Bitcoin dropped 4.2% to $60,200 as of 07:00 UTC, extending losses from the previous session as risk assets sold off across Asia and the US. The decline came as SK Hynix shares listed on the Korea Exchange closed 15.4% lower — the steepest drop in the company's history — one trading day after its $26.5 billion Nasdaq debut, the largest-ever US listing by a foreign company. Rival Samsung Electronics lost more than 10%, triggering a circuit breaker that halted Kospi trading for 20 minutes. The benchmark index closed nearly 9% lower.
"The current memory upcycle is tracking substantially stronger than expected, but our base case continues to assume normalization in cycle dynamics, limiting upside at current levels," Lorraine Tan, an analyst at Morningstar, wrote in a note Friday, valuing SK Hynix's ADRs at $160.
The selloff spread beyond South Korea. Japan's Nikkei 225 fell about 2%, while memory chip maker Kioxia slumped nearly 13%. US equity futures pointed lower, with the tech-heavy Nasdaq 100 down 1% as of 07:00 UTC. The simultaneous decline in Bitcoin and tech stocks pointed to a macro-driven risk-off shift as traders positioned ahead of US core inflation data due later this week.
Bitcoin's technical setup added to the bearish case. The cryptocurrency broke down from a rising wedge pattern that had formed over the past two weeks, a formation that technical analysts often interpret as a reversal signal. The measured move target from the breakdown sits near $58,500, a level that would represent a roughly 3% decline from current prices. A confirmed break below the psychological $60,000 mark could accelerate selling pressure, potentially triggering cascading liquidations across leveraged positions. Open interest across major exchanges stood at $34.2 billion as of Monday morning, with funding rates turning negative on Binance and OKX, indicating that short sellers were paying to maintain bearish positions.

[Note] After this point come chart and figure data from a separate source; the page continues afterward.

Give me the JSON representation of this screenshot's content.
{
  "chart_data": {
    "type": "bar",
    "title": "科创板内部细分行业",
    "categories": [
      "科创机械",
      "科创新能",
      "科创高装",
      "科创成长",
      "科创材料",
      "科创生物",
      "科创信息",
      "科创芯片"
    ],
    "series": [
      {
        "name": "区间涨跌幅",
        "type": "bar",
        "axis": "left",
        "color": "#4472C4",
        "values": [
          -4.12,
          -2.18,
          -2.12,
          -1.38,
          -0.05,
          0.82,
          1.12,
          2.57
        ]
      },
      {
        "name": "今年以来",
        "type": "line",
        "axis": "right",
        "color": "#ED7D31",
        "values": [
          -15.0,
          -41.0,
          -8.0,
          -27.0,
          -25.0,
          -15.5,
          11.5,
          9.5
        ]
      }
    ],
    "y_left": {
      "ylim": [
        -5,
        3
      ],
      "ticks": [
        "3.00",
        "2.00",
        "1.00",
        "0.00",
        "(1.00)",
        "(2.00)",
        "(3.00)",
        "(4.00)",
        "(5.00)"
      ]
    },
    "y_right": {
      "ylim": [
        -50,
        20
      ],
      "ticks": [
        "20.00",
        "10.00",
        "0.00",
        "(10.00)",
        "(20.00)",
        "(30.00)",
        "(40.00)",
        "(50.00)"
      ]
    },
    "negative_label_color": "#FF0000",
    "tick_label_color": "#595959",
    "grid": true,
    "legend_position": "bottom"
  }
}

The macro calendar this week is the next catalyst. US core CPI for June, due Wednesday, will shape expectations for the Federal Reserve's September rate decision. A hotter-than-expected print could push the 10-year Treasury yield higher, further pressuring risk assets including Bitcoin. The correlation between Bitcoin and the Nasdaq 100 has remained elevated at 0.72 over the past 30 days, according to CoinMetrics data, suggesting the two asset classes are likely to move in tandem through the inflation release.
This article is for informational purposes only and does not constitute investment advice.